Bivalency Safeguarding Developmental Genes in Ground State Pluripotency Is Characterized by Low H3K4me3 and High H3K27me3
(A) Relative levels of H3K27me3 and H3K4me3 at bivalent, non-transcribed (low) and highly active (high) promoters, as well as Hox genes (Hox). y axis is normalized to RPGC in serum. RNA-seq expression levels and CpG methylation (% methylation of all CpGs in the region) levels at the same promoters (right) are shown. Wilcoxon signed rank test; ∗∗∗∗p < 0.0001; not significant (n.s.), p > 0.05.
(B) Heatmap across promoters of the bivalent genes as in (A) and Figure 3D.
(C) Average profiles of H3K27me3 and H3K27me1 across 1,969 bivalent genes. SE is rendered as shaded area around lines. Additional H3K27me3 antibody replicates are shown in Figure S5A.
(D) Number of bivalent promoters that changed H3K27me3 levels more than 1.5-fold between 2i and serum, consistent across the three different H3K27me3 antibody and biological replicates. 126 bivalent promoters gained H3K27me3 (“up”), 177 bivalent promoters lost H3K27me3 in 2i (“down”), and the remaining did not change consistently.

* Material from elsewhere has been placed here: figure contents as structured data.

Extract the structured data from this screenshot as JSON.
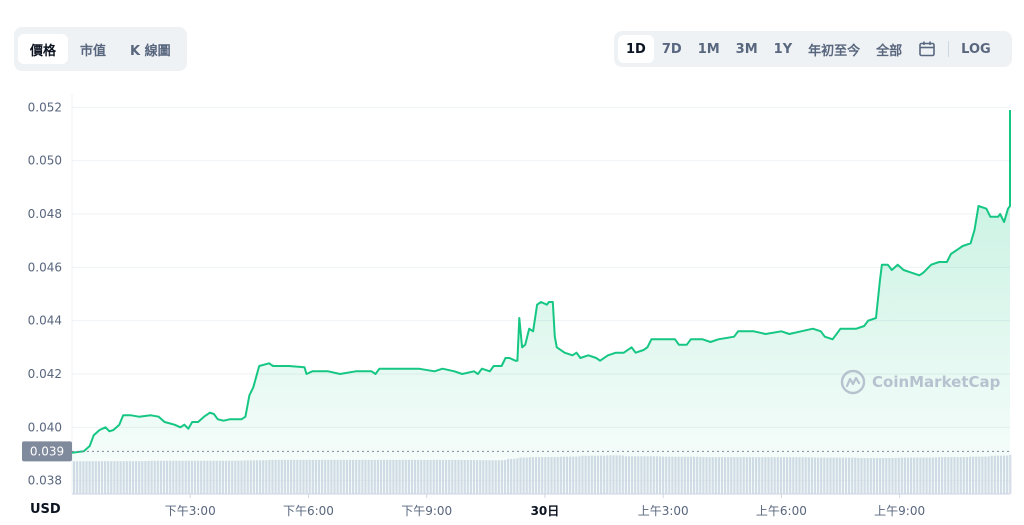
{
  "view_tabs": [
    "價格",
    "市值",
    "K 線圖"
  ],
  "view_active": 0,
  "range_tabs": [
    "1D",
    "7D",
    "1M",
    "3M",
    "1Y",
    "年初至今",
    "全部"
  ],
  "range_active": 0,
  "calendar_icon": "calendar-icon",
  "log_label": "LOG",
  "currency_label": "USD",
  "watermark": "CoinMarketCap",
  "colors": {
    "line": "#16c784",
    "area": "#16c784",
    "volume": "#cfd6e4",
    "marker": "#808a9d"
  },
  "chart_data": {
    "type": "area",
    "title": "",
    "xlabel": "",
    "ylabel": "",
    "ylim": [
      0.0375,
      0.0525
    ],
    "y_ticks": [
      "0.038",
      "0.040",
      "0.042",
      "0.044",
      "0.046",
      "0.048",
      "0.050",
      "0.052"
    ],
    "x_ticks": [
      {
        "label": "下午3:00",
        "t": 3
      },
      {
        "label": "下午6:00",
        "t": 6
      },
      {
        "label": "下午9:00",
        "t": 9
      },
      {
        "label": "30日",
        "t": 12,
        "bold": true
      },
      {
        "label": "上午3:00",
        "t": 15
      },
      {
        "label": "上午6:00",
        "t": 18
      },
      {
        "label": "上午9:00",
        "t": 21
      }
    ],
    "x_range": [
      0.0,
      23.8
    ],
    "open_price_label": "0.039",
    "open_price": 0.0391,
    "price": [
      [
        0.0,
        0.03905
      ],
      [
        0.3,
        0.0391
      ],
      [
        0.45,
        0.0393
      ],
      [
        0.55,
        0.0397
      ],
      [
        0.7,
        0.0399
      ],
      [
        0.85,
        0.04
      ],
      [
        0.95,
        0.03985
      ],
      [
        1.05,
        0.0399
      ],
      [
        1.2,
        0.0401
      ],
      [
        1.3,
        0.04045
      ],
      [
        1.5,
        0.04045
      ],
      [
        1.7,
        0.0404
      ],
      [
        2.0,
        0.04045
      ],
      [
        2.2,
        0.0404
      ],
      [
        2.35,
        0.0402
      ],
      [
        2.6,
        0.0401
      ],
      [
        2.75,
        0.04
      ],
      [
        2.85,
        0.0401
      ],
      [
        2.95,
        0.03995
      ],
      [
        3.05,
        0.0402
      ],
      [
        3.2,
        0.0402
      ],
      [
        3.35,
        0.0404
      ],
      [
        3.5,
        0.04055
      ],
      [
        3.6,
        0.0405
      ],
      [
        3.7,
        0.0403
      ],
      [
        3.85,
        0.04025
      ],
      [
        4.0,
        0.0403
      ],
      [
        4.3,
        0.0403
      ],
      [
        4.4,
        0.0404
      ],
      [
        4.5,
        0.0412
      ],
      [
        4.6,
        0.0415
      ],
      [
        4.75,
        0.0423
      ],
      [
        5.0,
        0.0424
      ],
      [
        5.1,
        0.0423
      ],
      [
        5.5,
        0.0423
      ],
      [
        5.9,
        0.04225
      ],
      [
        5.95,
        0.042
      ],
      [
        6.1,
        0.0421
      ],
      [
        6.5,
        0.0421
      ],
      [
        6.8,
        0.042
      ],
      [
        7.2,
        0.0421
      ],
      [
        7.6,
        0.0421
      ],
      [
        7.7,
        0.042
      ],
      [
        7.8,
        0.0422
      ],
      [
        8.2,
        0.0422
      ],
      [
        8.5,
        0.0422
      ],
      [
        8.8,
        0.0422
      ],
      [
        9.2,
        0.0421
      ],
      [
        9.4,
        0.0422
      ],
      [
        9.7,
        0.0421
      ],
      [
        9.9,
        0.042
      ],
      [
        10.2,
        0.0421
      ],
      [
        10.3,
        0.042
      ],
      [
        10.4,
        0.0422
      ],
      [
        10.6,
        0.0421
      ],
      [
        10.7,
        0.0423
      ],
      [
        10.9,
        0.0423
      ],
      [
        11.0,
        0.0426
      ],
      [
        11.1,
        0.0426
      ],
      [
        11.25,
        0.0425
      ],
      [
        11.3,
        0.0425
      ],
      [
        11.35,
        0.0441
      ],
      [
        11.42,
        0.043
      ],
      [
        11.5,
        0.0431
      ],
      [
        11.6,
        0.0437
      ],
      [
        11.7,
        0.0436
      ],
      [
        11.8,
        0.0446
      ],
      [
        11.9,
        0.0447
      ],
      [
        12.05,
        0.0446
      ],
      [
        12.1,
        0.0447
      ],
      [
        12.2,
        0.0447
      ],
      [
        12.25,
        0.0434
      ],
      [
        12.3,
        0.043
      ],
      [
        12.5,
        0.0428
      ],
      [
        12.7,
        0.0427
      ],
      [
        12.8,
        0.0428
      ],
      [
        12.9,
        0.0426
      ],
      [
        13.1,
        0.0427
      ],
      [
        13.3,
        0.0426
      ],
      [
        13.4,
        0.0425
      ],
      [
        13.6,
        0.0427
      ],
      [
        13.8,
        0.0428
      ],
      [
        14.0,
        0.0428
      ],
      [
        14.2,
        0.043
      ],
      [
        14.3,
        0.0428
      ],
      [
        14.5,
        0.0429
      ],
      [
        14.6,
        0.043
      ],
      [
        14.7,
        0.0433
      ],
      [
        15.0,
        0.0433
      ],
      [
        15.3,
        0.0433
      ],
      [
        15.4,
        0.0431
      ],
      [
        15.6,
        0.0431
      ],
      [
        15.7,
        0.0433
      ],
      [
        16.0,
        0.0433
      ],
      [
        16.2,
        0.0432
      ],
      [
        16.4,
        0.0433
      ],
      [
        16.8,
        0.0434
      ],
      [
        16.9,
        0.0436
      ],
      [
        17.3,
        0.0436
      ],
      [
        17.6,
        0.0435
      ],
      [
        18.0,
        0.0436
      ],
      [
        18.2,
        0.0435
      ],
      [
        18.5,
        0.0436
      ],
      [
        18.8,
        0.0437
      ],
      [
        19.0,
        0.0436
      ],
      [
        19.1,
        0.0434
      ],
      [
        19.3,
        0.0433
      ],
      [
        19.5,
        0.0437
      ],
      [
        19.7,
        0.0437
      ],
      [
        19.9,
        0.0437
      ],
      [
        20.1,
        0.0438
      ],
      [
        20.2,
        0.044
      ],
      [
        20.4,
        0.0441
      ],
      [
        20.5,
        0.0455
      ],
      [
        20.55,
        0.0461
      ],
      [
        20.7,
        0.0461
      ],
      [
        20.8,
        0.0459
      ],
      [
        20.95,
        0.0461
      ],
      [
        21.1,
        0.0459
      ],
      [
        21.3,
        0.0458
      ],
      [
        21.5,
        0.0457
      ],
      [
        21.6,
        0.0458
      ],
      [
        21.8,
        0.0461
      ],
      [
        22.0,
        0.0462
      ],
      [
        22.2,
        0.0462
      ],
      [
        22.3,
        0.0465
      ],
      [
        22.5,
        0.0467
      ],
      [
        22.6,
        0.0468
      ],
      [
        22.8,
        0.0469
      ],
      [
        22.9,
        0.0474
      ],
      [
        23.0,
        0.0483
      ],
      [
        23.2,
        0.0482
      ],
      [
        23.3,
        0.0479
      ],
      [
        23.5,
        0.0479
      ],
      [
        23.55,
        0.048
      ],
      [
        23.65,
        0.0477
      ],
      [
        23.75,
        0.0482
      ],
      [
        23.85,
        0.0483
      ],
      [
        23.9,
        0.0487
      ],
      [
        23.95,
        0.0491
      ],
      [
        24.0,
        0.05
      ],
      [
        24.05,
        0.0501
      ],
      [
        24.1,
        0.0519
      ]
    ],
    "volume": [
      [
        0.0,
        0.28
      ],
      [
        2.0,
        0.29
      ],
      [
        4.5,
        0.3
      ],
      [
        5.0,
        0.31
      ],
      [
        10.7,
        0.3
      ],
      [
        11.0,
        0.33
      ],
      [
        11.3,
        0.36
      ],
      [
        11.6,
        0.37
      ],
      [
        12.4,
        0.38
      ],
      [
        12.9,
        0.4
      ],
      [
        13.6,
        0.41
      ],
      [
        14.0,
        0.39
      ],
      [
        15.0,
        0.38
      ],
      [
        16.0,
        0.37
      ],
      [
        19.0,
        0.36
      ],
      [
        20.0,
        0.35
      ],
      [
        21.0,
        0.36
      ],
      [
        22.0,
        0.37
      ],
      [
        22.8,
        0.38
      ],
      [
        23.3,
        0.4
      ],
      [
        23.8,
        0.43
      ],
      [
        24.1,
        0.46
      ]
    ],
    "grid": true
  }
}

Promoters that changed H3K27me3 more than two-fold are also shown individually in Figure S5C. For each of the three groups, up, down, and “unchanged,” the average expression level from triplicate RNA-seq in serum and 2i (Finley et al., 2018) is shown. Wilcoxon signed rank test.
(E) Hypothesis for transitions in bivalency: ground state bivalency (H3K4me4 low/H3K27me3 high) is refractory to activation (“naive”). For developmental genes to be activated upon lineage commitment, bivalent promoter needs to acquire H3K4me3 first (“primed”).